Não é mistério para ninguém que, desde que a era clássica dos Vingadores no cinema acabou, com o desfecho mortal do embate entre Thanos e Homem de Ferro, no já mítico Vingadores: Ultimato (2019), a Marvel Studios tentou, tentou, mas não conseguiu até hoje repetir o sucesso dos grandes momentos de então.
Filmes posteriores como Homem-Aranha: Sem Volta para Casa (2021), ou até mesmo o último Guardiões da Galáxia vol. 3 (2023) foram estratégias certeiras, sucessos respeitáveis de bilheteria, mas que representaram também lampejos finais da criatividade de uma fórmula cujo desgaste seria inevitável - mas cuja eficiência poderia ter sido prolongada por mais algum tempo.
O grande problema é que a Marvel quis fazer no cinema algo que já foi feito inúmeras vezes nas HQs, que é aposentar ou descansar alguns heróis, tirar o foco de uns e jogar sobre outros, trocar alguns de lugar e de evidência. Ou seja, reciclar seu universo e mudar um pouco o cardápio. Mas se esqueceram de uma premissa básica: o mundo do cinema não é o mesmo dos quadrinhos. Os públicos são diferentes, e se comportam de maneira diferente. Uns compram a aposta e topam bem essa parada, são mais abertos a variações, outros não.

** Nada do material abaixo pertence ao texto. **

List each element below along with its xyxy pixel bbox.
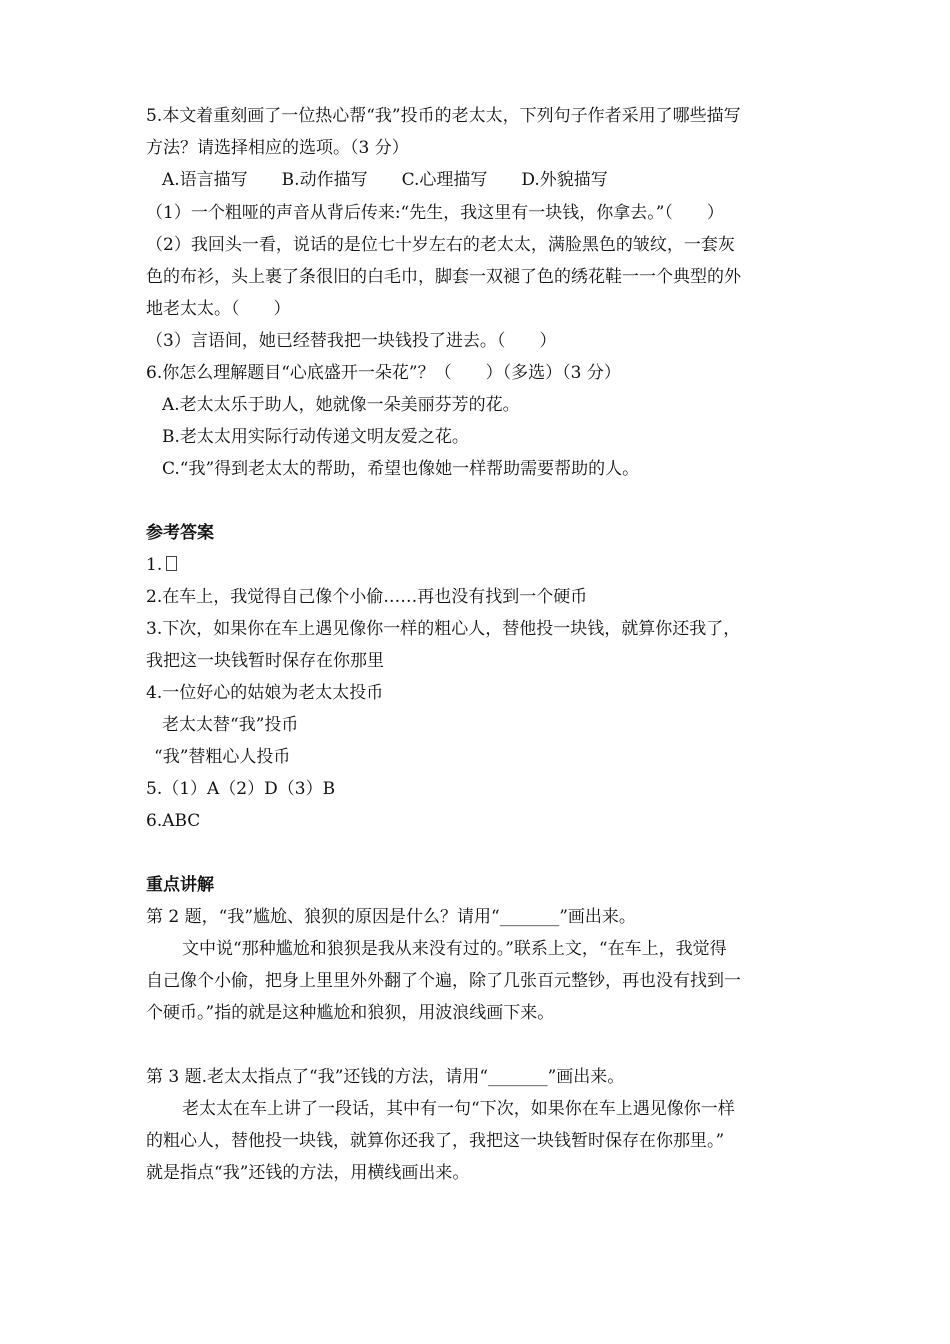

E custear e produzir uma série de gibis (como diziam na minha época) ou de graphic novels, seja lá o que for, nunca será o mesmo que produzir um filme para cinema ou um seriado de streaming, que envolvem elementos, equipes, gastos e detalhes muitíssimo diferentes, e que podem comprometer seriamente todo o resultado final!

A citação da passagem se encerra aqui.